Wainwright, 32, had been living in a beachside suburb of the west coast city of Perth for several months on a work visa. His mother, Sharon, in Panama City, Florida, said the family was in shock and she declined to comment further when reached at home Sunday morning by The Associated Press.

According to Reuters, Wainwright suffered "obviously traumatic fatal injuries."

NBC News reported that there were two other Americans aboard the boat at the time of the attack.

"If the shark's in that vicinity, it may or may not take those baited hooks," Cappelluti told The Associated Press.

Overreaction?
He said a decision would be made later Sunday on whether to continue the hunt, which has the potential to worsen the local shark threat.

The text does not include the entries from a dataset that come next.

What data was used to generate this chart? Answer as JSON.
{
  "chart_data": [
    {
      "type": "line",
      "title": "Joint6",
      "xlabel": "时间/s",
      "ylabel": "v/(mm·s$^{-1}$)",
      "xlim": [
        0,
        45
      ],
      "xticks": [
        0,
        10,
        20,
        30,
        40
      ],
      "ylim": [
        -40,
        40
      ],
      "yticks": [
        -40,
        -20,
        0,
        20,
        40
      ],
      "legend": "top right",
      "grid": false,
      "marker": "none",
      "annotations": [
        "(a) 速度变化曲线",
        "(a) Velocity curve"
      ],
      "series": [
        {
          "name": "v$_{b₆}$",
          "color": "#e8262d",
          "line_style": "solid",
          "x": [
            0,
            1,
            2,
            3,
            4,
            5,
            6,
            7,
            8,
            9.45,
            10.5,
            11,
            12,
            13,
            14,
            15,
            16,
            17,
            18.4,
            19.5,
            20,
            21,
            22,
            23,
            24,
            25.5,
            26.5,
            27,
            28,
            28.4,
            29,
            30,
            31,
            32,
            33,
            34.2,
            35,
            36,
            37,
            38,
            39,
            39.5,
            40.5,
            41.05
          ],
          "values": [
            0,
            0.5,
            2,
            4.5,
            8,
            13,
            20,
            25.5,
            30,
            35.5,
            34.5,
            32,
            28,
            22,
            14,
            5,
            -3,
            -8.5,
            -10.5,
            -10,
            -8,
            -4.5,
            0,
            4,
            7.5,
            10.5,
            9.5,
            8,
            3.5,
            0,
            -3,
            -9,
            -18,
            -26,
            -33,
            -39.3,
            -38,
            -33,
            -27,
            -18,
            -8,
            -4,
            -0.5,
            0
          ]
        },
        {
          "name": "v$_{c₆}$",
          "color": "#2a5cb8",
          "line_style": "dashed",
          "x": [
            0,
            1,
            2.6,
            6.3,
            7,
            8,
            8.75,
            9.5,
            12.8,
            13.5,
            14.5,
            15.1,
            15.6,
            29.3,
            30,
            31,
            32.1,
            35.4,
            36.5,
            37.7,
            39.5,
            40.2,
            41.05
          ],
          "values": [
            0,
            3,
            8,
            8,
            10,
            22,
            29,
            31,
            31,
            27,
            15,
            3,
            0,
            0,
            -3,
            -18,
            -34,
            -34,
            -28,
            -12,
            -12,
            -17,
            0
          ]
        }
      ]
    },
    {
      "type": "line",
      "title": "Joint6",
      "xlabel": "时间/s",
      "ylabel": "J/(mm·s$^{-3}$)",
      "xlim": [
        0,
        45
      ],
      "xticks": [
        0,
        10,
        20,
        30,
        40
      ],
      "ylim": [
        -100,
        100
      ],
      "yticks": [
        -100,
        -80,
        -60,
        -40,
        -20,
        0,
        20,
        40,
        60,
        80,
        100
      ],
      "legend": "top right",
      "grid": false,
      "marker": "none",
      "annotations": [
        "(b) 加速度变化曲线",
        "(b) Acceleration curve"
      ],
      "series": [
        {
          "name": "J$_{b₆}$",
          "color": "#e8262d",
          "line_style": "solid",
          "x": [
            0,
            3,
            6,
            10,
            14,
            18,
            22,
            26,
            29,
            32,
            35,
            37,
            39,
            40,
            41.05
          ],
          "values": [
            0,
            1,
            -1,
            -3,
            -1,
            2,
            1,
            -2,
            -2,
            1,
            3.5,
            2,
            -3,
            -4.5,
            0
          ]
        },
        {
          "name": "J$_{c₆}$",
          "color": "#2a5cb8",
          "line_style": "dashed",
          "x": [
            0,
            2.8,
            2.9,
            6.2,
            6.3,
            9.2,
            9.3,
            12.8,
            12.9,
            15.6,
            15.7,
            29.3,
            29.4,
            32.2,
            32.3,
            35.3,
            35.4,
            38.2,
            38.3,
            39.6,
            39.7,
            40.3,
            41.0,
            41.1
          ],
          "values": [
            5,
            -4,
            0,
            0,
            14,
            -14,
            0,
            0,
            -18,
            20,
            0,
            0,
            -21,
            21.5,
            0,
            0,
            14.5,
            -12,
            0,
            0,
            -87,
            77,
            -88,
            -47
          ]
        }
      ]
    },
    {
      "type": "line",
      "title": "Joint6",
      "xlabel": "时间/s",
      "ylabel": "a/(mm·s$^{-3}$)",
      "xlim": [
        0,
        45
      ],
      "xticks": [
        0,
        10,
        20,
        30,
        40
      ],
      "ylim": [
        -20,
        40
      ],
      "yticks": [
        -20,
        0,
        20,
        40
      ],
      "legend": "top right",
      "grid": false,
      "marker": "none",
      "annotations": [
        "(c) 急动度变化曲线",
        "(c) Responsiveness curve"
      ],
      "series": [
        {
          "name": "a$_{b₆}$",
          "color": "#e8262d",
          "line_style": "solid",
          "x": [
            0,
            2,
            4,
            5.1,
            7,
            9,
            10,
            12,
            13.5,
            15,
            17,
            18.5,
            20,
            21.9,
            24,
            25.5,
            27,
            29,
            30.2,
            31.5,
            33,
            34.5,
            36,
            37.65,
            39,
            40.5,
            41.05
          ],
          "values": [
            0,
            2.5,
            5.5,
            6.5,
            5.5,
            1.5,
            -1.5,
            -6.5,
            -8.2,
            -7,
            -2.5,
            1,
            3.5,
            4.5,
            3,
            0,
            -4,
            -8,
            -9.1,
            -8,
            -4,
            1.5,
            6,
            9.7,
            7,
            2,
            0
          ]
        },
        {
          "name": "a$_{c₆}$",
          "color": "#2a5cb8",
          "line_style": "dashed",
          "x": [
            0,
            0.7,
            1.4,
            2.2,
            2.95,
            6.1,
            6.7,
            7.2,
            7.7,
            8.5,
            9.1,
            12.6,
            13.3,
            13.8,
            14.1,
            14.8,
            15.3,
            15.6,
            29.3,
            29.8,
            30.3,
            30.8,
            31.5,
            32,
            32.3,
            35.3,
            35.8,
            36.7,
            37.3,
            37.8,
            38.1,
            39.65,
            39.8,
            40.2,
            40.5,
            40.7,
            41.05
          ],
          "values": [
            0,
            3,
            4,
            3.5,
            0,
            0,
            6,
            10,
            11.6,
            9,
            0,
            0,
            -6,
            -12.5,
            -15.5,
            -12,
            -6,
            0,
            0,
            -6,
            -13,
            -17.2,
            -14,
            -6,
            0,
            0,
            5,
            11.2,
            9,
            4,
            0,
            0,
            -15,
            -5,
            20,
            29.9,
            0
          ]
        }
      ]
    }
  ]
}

"Because the hooks are baited, there is a possibility they might attract a shark back to the area," Cappelluti said. "We don't want to leave them there for a long period of time."

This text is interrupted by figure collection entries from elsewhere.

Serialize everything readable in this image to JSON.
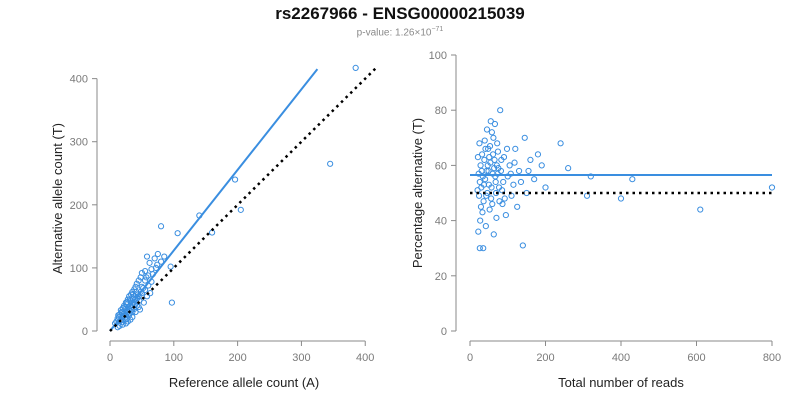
{
  "header": {
    "title": "rs2267966 - ENSG00000215039",
    "pvalue_prefix": "p-value: 1.26×10",
    "pvalue_exponent": "−71"
  },
  "colors": {
    "series": "#3a8ee0",
    "points": "#3a8ee0",
    "reference_line": "#000000",
    "axis": "#8a8a8a",
    "tick_text": "#7a7a7a"
  },
  "chart_data": [
    {
      "type": "scatter",
      "name": "left",
      "xlabel": "Reference allele count (A)",
      "ylabel": "Alternative allele count (T)",
      "xlim": [
        0,
        420
      ],
      "ylim": [
        0,
        420
      ],
      "xticks": [
        0,
        100,
        200,
        300,
        400
      ],
      "yticks": [
        0,
        100,
        200,
        300,
        400
      ],
      "grid": false,
      "fit_line": {
        "x": [
          0,
          325
        ],
        "y": [
          0,
          415
        ]
      },
      "reference_line": {
        "x": [
          0,
          420
        ],
        "y": [
          0,
          420
        ],
        "style": "dotted"
      },
      "points": [
        {
          "x": 385,
          "y": 417
        },
        {
          "x": 345,
          "y": 265
        },
        {
          "x": 196,
          "y": 240
        },
        {
          "x": 205,
          "y": 192
        },
        {
          "x": 140,
          "y": 183
        },
        {
          "x": 80,
          "y": 166
        },
        {
          "x": 106,
          "y": 155
        },
        {
          "x": 160,
          "y": 156
        },
        {
          "x": 95,
          "y": 102
        },
        {
          "x": 97,
          "y": 45
        },
        {
          "x": 75,
          "y": 122
        },
        {
          "x": 70,
          "y": 115
        },
        {
          "x": 62,
          "y": 108
        },
        {
          "x": 58,
          "y": 118
        },
        {
          "x": 65,
          "y": 98
        },
        {
          "x": 55,
          "y": 95
        },
        {
          "x": 50,
          "y": 92
        },
        {
          "x": 48,
          "y": 85
        },
        {
          "x": 45,
          "y": 80
        },
        {
          "x": 42,
          "y": 75
        },
        {
          "x": 40,
          "y": 70
        },
        {
          "x": 38,
          "y": 66
        },
        {
          "x": 35,
          "y": 62
        },
        {
          "x": 33,
          "y": 58
        },
        {
          "x": 30,
          "y": 55
        },
        {
          "x": 28,
          "y": 50
        },
        {
          "x": 25,
          "y": 45
        },
        {
          "x": 22,
          "y": 40
        },
        {
          "x": 20,
          "y": 36
        },
        {
          "x": 18,
          "y": 30
        },
        {
          "x": 15,
          "y": 26
        },
        {
          "x": 12,
          "y": 20
        },
        {
          "x": 10,
          "y": 15
        },
        {
          "x": 8,
          "y": 12
        },
        {
          "x": 30,
          "y": 35
        },
        {
          "x": 32,
          "y": 40
        },
        {
          "x": 35,
          "y": 45
        },
        {
          "x": 28,
          "y": 30
        },
        {
          "x": 25,
          "y": 25
        },
        {
          "x": 22,
          "y": 28
        },
        {
          "x": 20,
          "y": 22
        },
        {
          "x": 18,
          "y": 18
        },
        {
          "x": 40,
          "y": 50
        },
        {
          "x": 45,
          "y": 55
        },
        {
          "x": 50,
          "y": 60
        },
        {
          "x": 55,
          "y": 65
        },
        {
          "x": 60,
          "y": 72
        },
        {
          "x": 65,
          "y": 78
        },
        {
          "x": 30,
          "y": 25
        },
        {
          "x": 35,
          "y": 30
        },
        {
          "x": 38,
          "y": 35
        },
        {
          "x": 42,
          "y": 40
        },
        {
          "x": 45,
          "y": 38
        },
        {
          "x": 40,
          "y": 30
        },
        {
          "x": 35,
          "y": 22
        },
        {
          "x": 32,
          "y": 18
        },
        {
          "x": 28,
          "y": 15
        },
        {
          "x": 25,
          "y": 12
        },
        {
          "x": 20,
          "y": 10
        },
        {
          "x": 15,
          "y": 8
        },
        {
          "x": 12,
          "y": 6
        },
        {
          "x": 50,
          "y": 70
        },
        {
          "x": 55,
          "y": 80
        },
        {
          "x": 60,
          "y": 88
        },
        {
          "x": 48,
          "y": 62
        },
        {
          "x": 44,
          "y": 58
        },
        {
          "x": 36,
          "y": 52
        },
        {
          "x": 26,
          "y": 42
        },
        {
          "x": 24,
          "y": 35
        },
        {
          "x": 18,
          "y": 28
        },
        {
          "x": 14,
          "y": 22
        },
        {
          "x": 33,
          "y": 48
        },
        {
          "x": 29,
          "y": 38
        },
        {
          "x": 37,
          "y": 44
        },
        {
          "x": 43,
          "y": 52
        },
        {
          "x": 52,
          "y": 68
        },
        {
          "x": 67,
          "y": 90
        },
        {
          "x": 72,
          "y": 100
        },
        {
          "x": 80,
          "y": 110
        },
        {
          "x": 85,
          "y": 118
        },
        {
          "x": 47,
          "y": 34
        },
        {
          "x": 53,
          "y": 45
        },
        {
          "x": 58,
          "y": 55
        },
        {
          "x": 63,
          "y": 60
        },
        {
          "x": 27,
          "y": 20
        },
        {
          "x": 31,
          "y": 28
        },
        {
          "x": 24,
          "y": 18
        },
        {
          "x": 19,
          "y": 14
        },
        {
          "x": 16,
          "y": 16
        },
        {
          "x": 21,
          "y": 24
        },
        {
          "x": 34,
          "y": 33
        },
        {
          "x": 39,
          "y": 41
        },
        {
          "x": 46,
          "y": 48
        },
        {
          "x": 41,
          "y": 62
        },
        {
          "x": 36,
          "y": 58
        },
        {
          "x": 31,
          "y": 50
        },
        {
          "x": 27,
          "y": 46
        },
        {
          "x": 23,
          "y": 38
        },
        {
          "x": 17,
          "y": 33
        },
        {
          "x": 13,
          "y": 25
        },
        {
          "x": 57,
          "y": 85
        },
        {
          "x": 74,
          "y": 105
        }
      ]
    },
    {
      "type": "scatter",
      "name": "right",
      "xlabel": "Total number of reads",
      "ylabel": "Percentage alternative (T)",
      "xlim": [
        0,
        800
      ],
      "ylim": [
        0,
        100
      ],
      "xticks": [
        0,
        200,
        400,
        600,
        800
      ],
      "yticks": [
        0,
        20,
        40,
        60,
        80,
        100
      ],
      "grid": false,
      "fit_line": {
        "x": [
          0,
          800
        ],
        "y": [
          56.5,
          56.5
        ]
      },
      "reference_line": {
        "x": [
          0,
          800
        ],
        "y": [
          50,
          50
        ],
        "style": "dotted"
      },
      "points": [
        {
          "x": 800,
          "y": 52
        },
        {
          "x": 610,
          "y": 44
        },
        {
          "x": 430,
          "y": 55
        },
        {
          "x": 400,
          "y": 48
        },
        {
          "x": 320,
          "y": 56
        },
        {
          "x": 310,
          "y": 49
        },
        {
          "x": 260,
          "y": 59
        },
        {
          "x": 240,
          "y": 68
        },
        {
          "x": 200,
          "y": 52
        },
        {
          "x": 180,
          "y": 64
        },
        {
          "x": 170,
          "y": 55
        },
        {
          "x": 160,
          "y": 62
        },
        {
          "x": 150,
          "y": 50
        },
        {
          "x": 145,
          "y": 70
        },
        {
          "x": 140,
          "y": 31
        },
        {
          "x": 130,
          "y": 58
        },
        {
          "x": 125,
          "y": 45
        },
        {
          "x": 120,
          "y": 66
        },
        {
          "x": 115,
          "y": 53
        },
        {
          "x": 110,
          "y": 49
        },
        {
          "x": 105,
          "y": 60
        },
        {
          "x": 100,
          "y": 56
        },
        {
          "x": 95,
          "y": 42
        },
        {
          "x": 90,
          "y": 63
        },
        {
          "x": 85,
          "y": 51
        },
        {
          "x": 80,
          "y": 80
        },
        {
          "x": 78,
          "y": 47
        },
        {
          "x": 75,
          "y": 59
        },
        {
          "x": 72,
          "y": 68
        },
        {
          "x": 70,
          "y": 41
        },
        {
          "x": 68,
          "y": 54
        },
        {
          "x": 65,
          "y": 62
        },
        {
          "x": 63,
          "y": 35
        },
        {
          "x": 60,
          "y": 57
        },
        {
          "x": 58,
          "y": 72
        },
        {
          "x": 56,
          "y": 48
        },
        {
          "x": 54,
          "y": 61
        },
        {
          "x": 52,
          "y": 44
        },
        {
          "x": 50,
          "y": 53
        },
        {
          "x": 48,
          "y": 66
        },
        {
          "x": 46,
          "y": 50
        },
        {
          "x": 44,
          "y": 58
        },
        {
          "x": 42,
          "y": 38
        },
        {
          "x": 40,
          "y": 55
        },
        {
          "x": 38,
          "y": 62
        },
        {
          "x": 36,
          "y": 47
        },
        {
          "x": 35,
          "y": 30
        },
        {
          "x": 34,
          "y": 56
        },
        {
          "x": 32,
          "y": 64
        },
        {
          "x": 30,
          "y": 52
        },
        {
          "x": 29,
          "y": 45
        },
        {
          "x": 28,
          "y": 60
        },
        {
          "x": 27,
          "y": 40
        },
        {
          "x": 26,
          "y": 54
        },
        {
          "x": 25,
          "y": 68
        },
        {
          "x": 24,
          "y": 49
        },
        {
          "x": 23,
          "y": 57
        },
        {
          "x": 22,
          "y": 36
        },
        {
          "x": 21,
          "y": 63
        },
        {
          "x": 20,
          "y": 51
        },
        {
          "x": 66,
          "y": 75
        },
        {
          "x": 62,
          "y": 70
        },
        {
          "x": 74,
          "y": 65
        },
        {
          "x": 82,
          "y": 58
        },
        {
          "x": 88,
          "y": 54
        },
        {
          "x": 92,
          "y": 48
        },
        {
          "x": 55,
          "y": 76
        },
        {
          "x": 45,
          "y": 73
        },
        {
          "x": 39,
          "y": 69
        },
        {
          "x": 33,
          "y": 43
        },
        {
          "x": 31,
          "y": 58
        },
        {
          "x": 57,
          "y": 52
        },
        {
          "x": 53,
          "y": 67
        },
        {
          "x": 47,
          "y": 60
        },
        {
          "x": 43,
          "y": 49
        },
        {
          "x": 37,
          "y": 53
        },
        {
          "x": 59,
          "y": 46
        },
        {
          "x": 61,
          "y": 64
        },
        {
          "x": 67,
          "y": 56
        },
        {
          "x": 71,
          "y": 60
        },
        {
          "x": 77,
          "y": 52
        },
        {
          "x": 83,
          "y": 62
        },
        {
          "x": 98,
          "y": 66
        },
        {
          "x": 108,
          "y": 57
        },
        {
          "x": 118,
          "y": 61
        },
        {
          "x": 135,
          "y": 54
        },
        {
          "x": 155,
          "y": 58
        },
        {
          "x": 190,
          "y": 60
        },
        {
          "x": 26,
          "y": 30
        },
        {
          "x": 41,
          "y": 66
        },
        {
          "x": 49,
          "y": 58
        },
        {
          "x": 51,
          "y": 63
        },
        {
          "x": 64,
          "y": 59
        },
        {
          "x": 69,
          "y": 50
        },
        {
          "x": 73,
          "y": 57
        },
        {
          "x": 86,
          "y": 46
        }
      ]
    }
  ]
}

Scientists have warned against an overreaction to the third fatal shark attack off Australia's southwest coast in less than two months. Australia averages a little more than one fatal shark attack a year.

Barbara Weuringer, a University of Western Australia marine zoologist and shark researcher, urged against a shark hunt, saying there was no way of telling which shark was the killer without killing it and opening its stomach.

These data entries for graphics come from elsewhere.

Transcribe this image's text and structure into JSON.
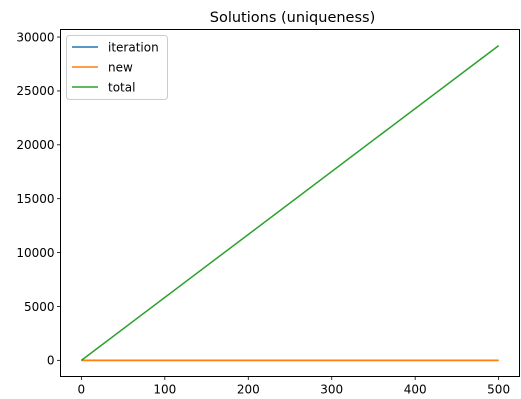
{
  "chart_data": {
    "type": "line",
    "title": "Solutions (uniqueness)",
    "xlabel": "",
    "ylabel": "",
    "xlim": [
      -25,
      525
    ],
    "ylim": [
      -1500,
      30700
    ],
    "xticks": [
      0,
      100,
      200,
      300,
      400,
      500
    ],
    "yticks": [
      0,
      5000,
      10000,
      15000,
      20000,
      25000,
      30000
    ],
    "grid": false,
    "legend_position": "top-left",
    "series": [
      {
        "name": "iteration",
        "color": "#1f77b4",
        "x": [
          0,
          500
        ],
        "y": [
          1,
          1
        ]
      },
      {
        "name": "new",
        "color": "#ff7f0e",
        "x": [
          0,
          500
        ],
        "y": [
          1,
          1
        ]
      },
      {
        "name": "total",
        "color": "#2ca02c",
        "x": [
          0,
          500
        ],
        "y": [
          0,
          29200
        ]
      }
    ]
  }
}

"It sounds a little bit like taking revenge, and we're talking about an endangered species," Weuringer said.

She said that the increase in shark attacks could reflect the human population increase in the southwest, and suggested that a more productive response would be to move up shark spotting flights from their November start date.

'Aggressive'
But a southwest coast-based diving tourism operator called on the Western Australia state government to kill sharks that pose a threat to humans.

"The nuisance sharks — the problem sharks that move into an area and are aggressive — should be dispatched to remove the risk of future attack," Rockingham Wild Encounters director Terry Howson told the AP.

Howson has been campaigning for government action on sharks since one of his tour guides, Elyse Frankcom, was injured in a shark attack last year.

"It's absolutely hurting the tourist trade," he said. "Australia is getting a name for itself as being full of dangerous animals."

In Saturday's attack, the shark struck near a dive boat 500 yards north of Rottnest Island, which is 11 miles west of a popular Perth beach where a 64-year-old Australian swimmer is believed to have been taken by a great white on Oct. 10.

Authorities cannot say whether Wainwright was killed by the same shark that is believed to have taken Bryn Martin as he made his regular morning swim from Perth's Cottesloe Beach toward a buoy about 380 yards offshore.

But an analysis of Martin's torn swimming trunks recovered from the seabed near the buoy pointed to a great white shark being the culprit. No other trace of Martin has been found.

The two attacks follow the Sept. 4 death of 21-year-old bodyboarder Kyle Burden, whose legs were bitten off by a shark described as 15 feet long at a beach south of Perth. Witnesses were unsure of the type of shark.

Barry Bruce, a marine biologist and great white expert, said it was unlikely that the same shark was responsible for all three fatalities.

"A more plausible explanation is that this is the time of year when sharks move along the coast, and there are undoubtedly multiple sharks out there following this exact pattern," Bruce said.

Horrified beachgoers
Western Australia state authorities have been allowed to kill great whites that endanger humans despite the shark's endangered status since 2000, when Perth businessman Ken Crew was killed in front of hundreds of horrified beachgoers while wading in knee-deep water off Cottesloe. Officials believe the culprit was a 13-foot great white.

Sunday was the first time authorities have exercised the legal exemption to hunt a great white.

Western Australia Premier Colin Barnett said Saturday that his government would consider shark culls in the future.

Great whites can grow to more than 20 feet long and 5,000 pounds. They are protected in Australia, a primary location for the species.